Connie pressed closer. “I’m looking forward to it.”
“I’m heading back to Portland in the morning,” he reminded her.
She sighed. “I know. Don’t forget you have to see you dad before you go. And promise me you won’t argue with him.”
He didn’t make his usual scowling face at the term, which it made her happy inside. “I know and I promise. But I’ll be back Wednesday afternoon.”
“I guess I’m going to have to get used to this long-distance thing.”
He nodded. “For now.”
She craned her neck around. “Does that mean you might not always live in Portland?”
He shrugged. “My life is there. My work. My friends,” he said and exhaled heavily. “But my mom is here...and you’re here...that’s quite an incentive to think about moving.”

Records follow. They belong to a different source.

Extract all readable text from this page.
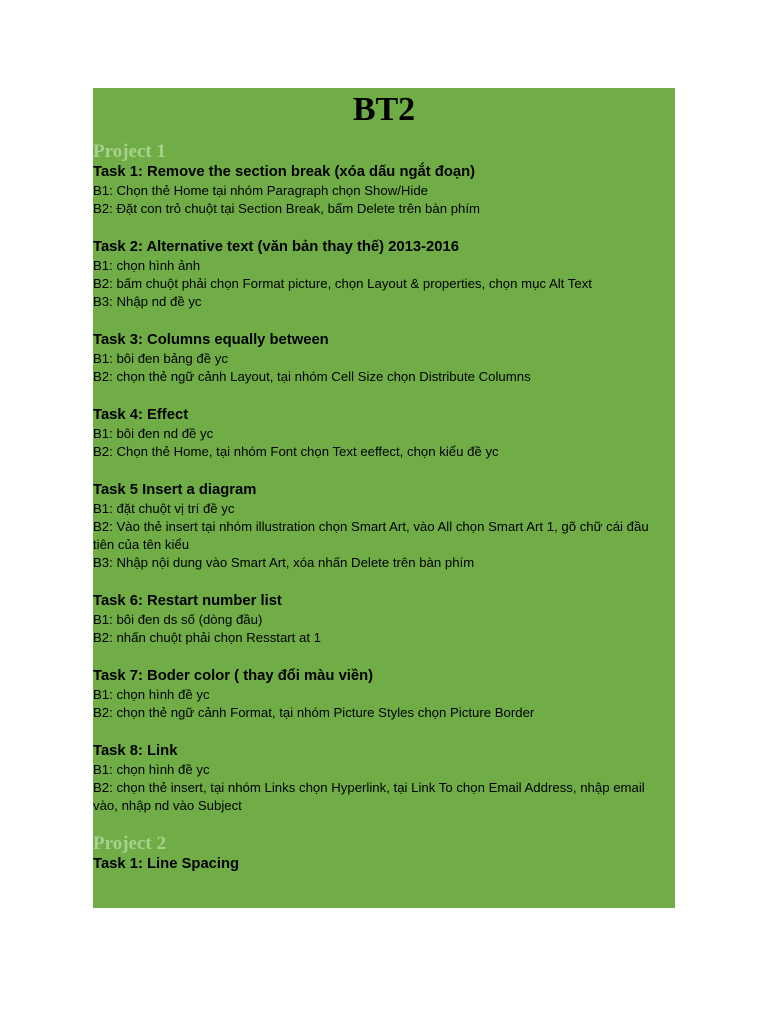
BT2
Project 1
Task 1: Remove the section break (xóa dấu ngắt đoạn)
B1: Chọn thẻ Home tại nhóm Paragraph chọn Show/Hide
B2: Đặt con trỏ chuột tại Section Break, bấm Delete trên bàn phím
Task 2: Alternative text (văn bản thay thế) 2013-2016
B1: chọn hình ảnh
B2: bấm chuột phải chọn Format picture, chọn Layout & properties, chọn mục Alt Text
B3: Nhập nd đề yc
Task 3: Columns equally between
B1: bôi đen bảng đề yc
B2: chọn thẻ ngữ cảnh Layout, tại nhóm Cell Size chọn Distribute Columns
Task 4: Effect
B1: bôi đen nd đề yc
B2: Chọn thẻ Home, tại nhóm Font chọn Text eeffect, chọn kiểu đề yc
Task 5 Insert a diagram
B1: đặt chuột vị trí đề yc
B2: Vào thẻ insert tại nhóm illustration chọn Smart Art, vào All chọn Smart Art 1, gõ chữ cái đầu tiên của tên kiểu
B3: Nhập nội dung vào Smart Art, xóa nhấn Delete trên bàn phím
Task 6: Restart number list
B1: bôi đen ds số (dòng đầu)
B2: nhấn chuột phải chọn Resstart at 1
Task 7: Boder color ( thay đổi màu viền)
B1: chọn hình đề yc
B2: chọn thẻ ngữ cảnh Format, tại nhóm Picture Styles chọn Picture Border
Task 8: Link
B1: chọn hình đề yc
B2: chọn thẻ insert, tại nhóm Links chọn Hyperlink, tại Link To chọn Email Address, nhập email vào, nhập nd vào Subject
Project 2
Task 1: Line Spacing
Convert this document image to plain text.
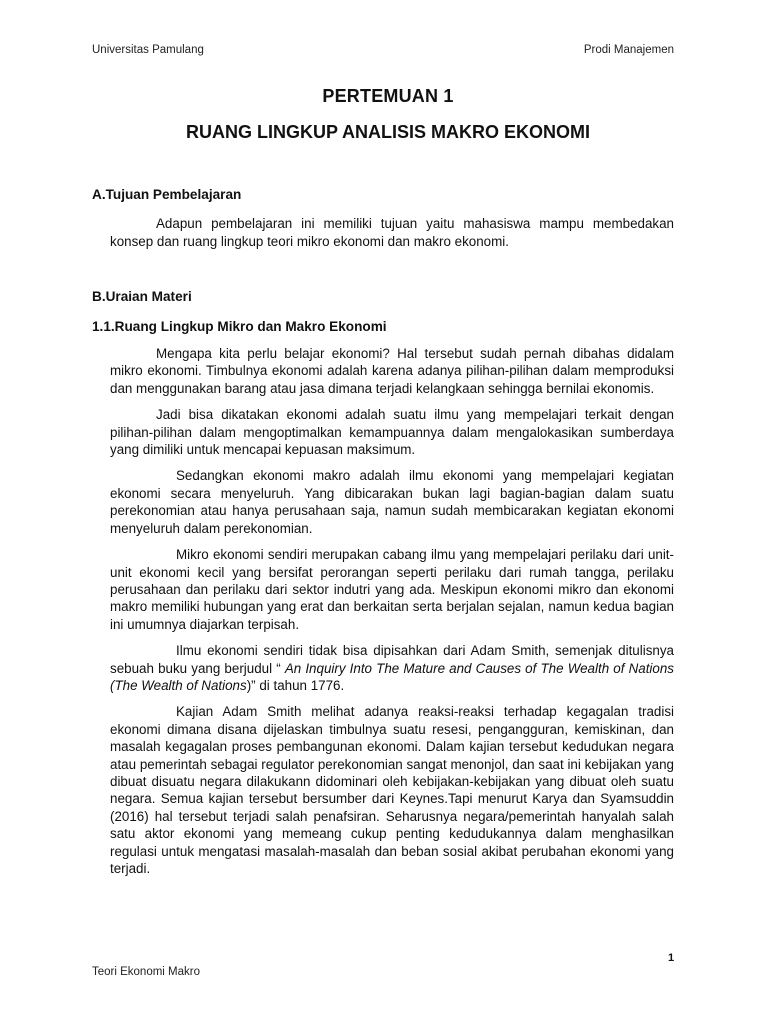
Universitas Pamulang	Prodi Manajemen

PERTEMUAN 1

RUANG LINGKUP ANALISIS MAKRO EKONOMI

A.Tujuan Pembelajaran

Adapun pembelajaran ini memiliki tujuan yaitu mahasiswa mampu membedakan konsep dan ruang lingkup teori mikro ekonomi dan makro ekonomi.

B.Uraian Materi

1.1.Ruang Lingkup Mikro dan Makro Ekonomi

Mengapa kita perlu belajar ekonomi? Hal tersebut sudah pernah dibahas didalam mikro ekonomi. Timbulnya ekonomi adalah karena adanya pilihan-pilihan dalam memproduksi dan menggunakan barang atau jasa dimana terjadi kelangkaan sehingga bernilai ekonomis.

Jadi bisa dikatakan ekonomi adalah suatu ilmu yang mempelajari terkait dengan pilihan-pilihan dalam mengoptimalkan kemampuannya dalam mengalokasikan sumberdaya yang dimiliki untuk mencapai kepuasan maksimum.

Sedangkan ekonomi makro adalah ilmu ekonomi yang mempelajari kegiatan ekonomi secara menyeluruh. Yang dibicarakan bukan lagi bagian-bagian dalam suatu perekonomian atau hanya perusahaan saja, namun sudah membicarakan kegiatan ekonomi menyeluruh dalam perekonomian.

Mikro ekonomi sendiri merupakan cabang ilmu yang mempelajari perilaku dari unit-unit ekonomi kecil yang bersifat perorangan seperti perilaku dari rumah tangga, perilaku perusahaan dan perilaku dari sektor indutri yang ada. Meskipun ekonomi mikro dan ekonomi makro memiliki hubungan yang erat dan berkaitan serta berjalan sejalan, namun kedua bagian ini umumnya diajarkan terpisah.

Ilmu ekonomi sendiri tidak bisa dipisahkan dari Adam Smith, semenjak ditulisnya sebuah buku yang berjudul “ An Inquiry Into The Mature and Causes of The Wealth of Nations (The Wealth of Nations)” di tahun 1776.

Kajian Adam Smith melihat adanya reaksi-reaksi terhadap kegagalan tradisi ekonomi dimana disana dijelaskan timbulnya suatu resesi, pengangguran, kemiskinan, dan masalah kegagalan proses pembangunan ekonomi. Dalam kajian tersebut kedudukan negara atau pemerintah sebagai regulator perekonomian sangat menonjol, dan saat ini kebijakan yang dibuat disuatu negara dilakukann didominari oleh kebijakan-kebijakan yang dibuat oleh suatu negara. Semua kajian tersebut bersumber dari Keynes.Tapi menurut Karya dan Syamsuddin (2016) hal tersebut terjadi salah penafsiran. Seharusnya negara/pemerintah hanyalah salah satu aktor ekonomi yang memeang cukup penting kedudukannya dalam menghasilkan regulasi untuk mengatasi masalah-masalah dan beban sosial akibat perubahan ekonomi yang terjadi.

1
Teori Ekonomi Makro
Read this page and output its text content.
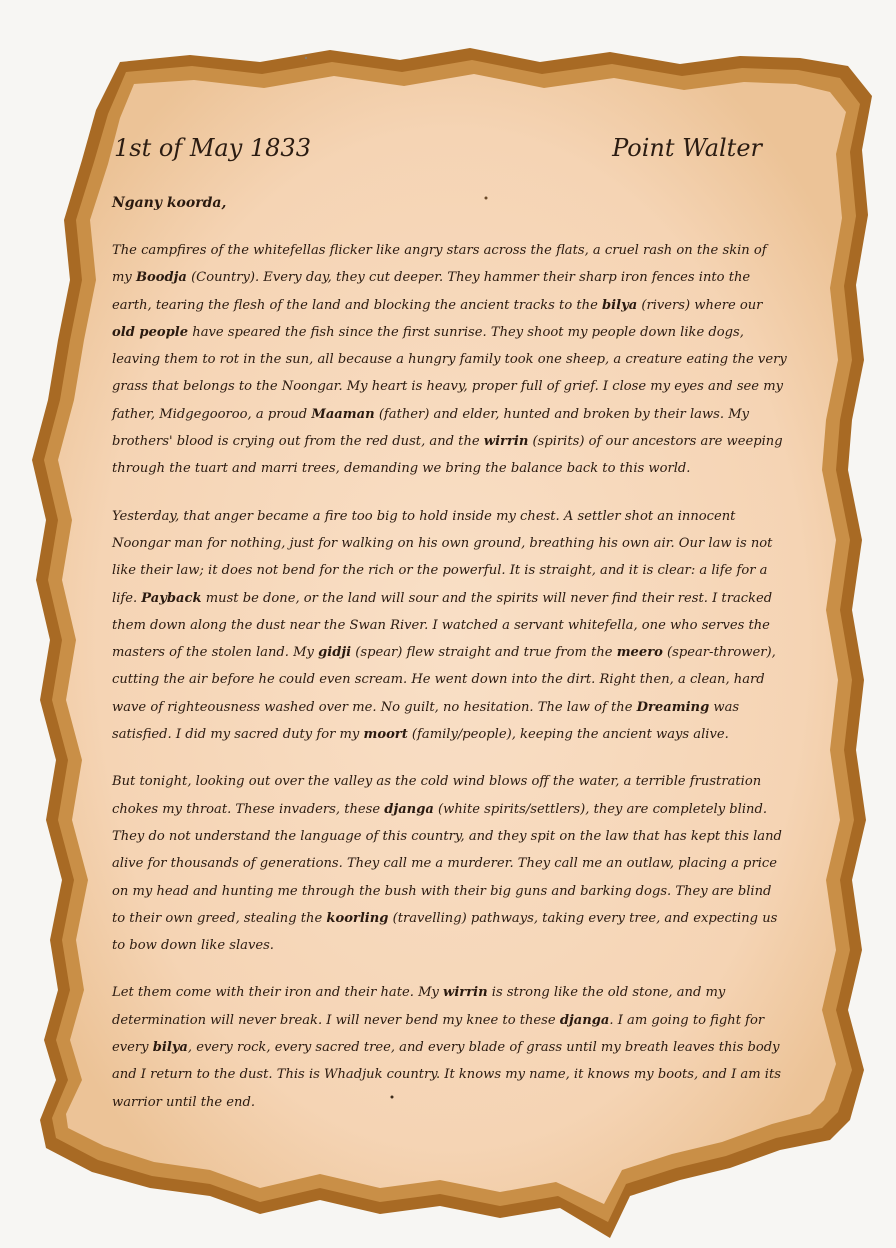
1st of May 1833	Point Walter
Ngany koorda,

The campfires of the whitefellas flicker like angry stars across the flats, a cruel rash on the skin of my Boodja (Country). Every day, they cut deeper. They hammer their sharp iron fences into the earth, tearing the flesh of the land and blocking the ancient tracks to the bilya (rivers) where our old people have speared the fish since the first sunrise. They shoot my people down like dogs, leaving them to rot in the sun, all because a hungry family took one sheep, a creature eating the very grass that belongs to the Noongar. My heart is heavy, proper full of grief. I close my eyes and see my father, Midgegooroo, a proud Maaman (father) and elder, hunted and broken by their laws. My brothers' blood is crying out from the red dust, and the wirrin (spirits) of our ancestors are weeping through the tuart and marri trees, demanding we bring the balance back to this world.

Yesterday, that anger became a fire too big to hold inside my chest. A settler shot an innocent Noongar man for nothing, just for walking on his own ground, breathing his own air. Our law is not like their law; it does not bend for the rich or the powerful. It is straight, and it is clear: a life for a life. Payback must be done, or the land will sour and the spirits will never find their rest. I tracked them down along the dust near the Swan River. I watched a servant whitefella, one who serves the masters of the stolen land. My gidji (spear) flew straight and true from the meero (spear-thrower), cutting the air before he could even scream. He went down into the dirt. Right then, a clean, hard wave of righteousness washed over me. No guilt, no hesitation. The law of the Dreaming was satisfied. I did my sacred duty for my moort (family/people), keeping the ancient ways alive.

But tonight, looking out over the valley as the cold wind blows off the water, a terrible frustration chokes my throat. These invaders, these djanga (white spirits/settlers), they are completely blind. They do not understand the language of this country, and they spit on the law that has kept this land alive for thousands of generations. They call me a murderer. They call me an outlaw, placing a price on my head and hunting me through the bush with their big guns and barking dogs. They are blind to their own greed, stealing the koorling (travelling) pathways, taking every tree, and expecting us to bow down like slaves.

Let them come with their iron and their hate. My wirrin is strong like the old stone, and my determination will never break. I will never bend my knee to these djanga. I am going to fight for every bilya, every rock, every sacred tree, and every blade of grass until my breath leaves this body and I return to the dust. This is Whadjuk country. It knows my name, it knows my boots, and I am its warrior until the end.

“Kathleen would like that.”
He grasped her chin. “What about you?”
“Oh,” she teased and d
rew his mouth closer. “I’m sure I could learn to cope.”
He didn’t leave until eight o’clock, and he did so with a lingering kiss under the porch light. Connie was desperately unhappy the moment his taillights faded in the distance, but she knew it was wise to let him go home. She’d been tempted to ask him to stay, but it had been an emotional day and she needed time to separate her feelings of gratitude and friendship from her growing sexual desire. And she would.
Making love with Jonah was inevitable. She knew that. She wanted it to happen.
But until then, she had things she needed to do. The hotel was fully booked up until the end of January, and Connie needed to be at her sharpest over the holiday season. Liam looked to her for extra support during the busier times, and she would never want to disappoint him.
She arrived at work early on Monday morning, thinking about Jonah and his meeting with his father, and sent Jonah a supportive text. He responded with a smiley face emoji with a kiss attached, and she was still smiling like a schoolgirl when Liam arrived a little after eight thirty.
“You look happy,” he remarked and placed an envelope on her desk. “No doubt that’s got something to do with my annoying little brother.”
She shrugged and grinned. “Maybe. What’s this?” She asked and picked up the envelope. “It’s too early for a Christmas bonus.”
“Take a look.”
Connie opened envelope, scanned the letter inside and then stared at her boss in shock.
“Are you serious?”
“Perfectly.”
“Assistant manager? Me?”
Liam nodded. “You deserve it, Connie. I need to step back a bit now that Kayla and Jack are part of my life, and there’s no one I trust more with the hotel than you.”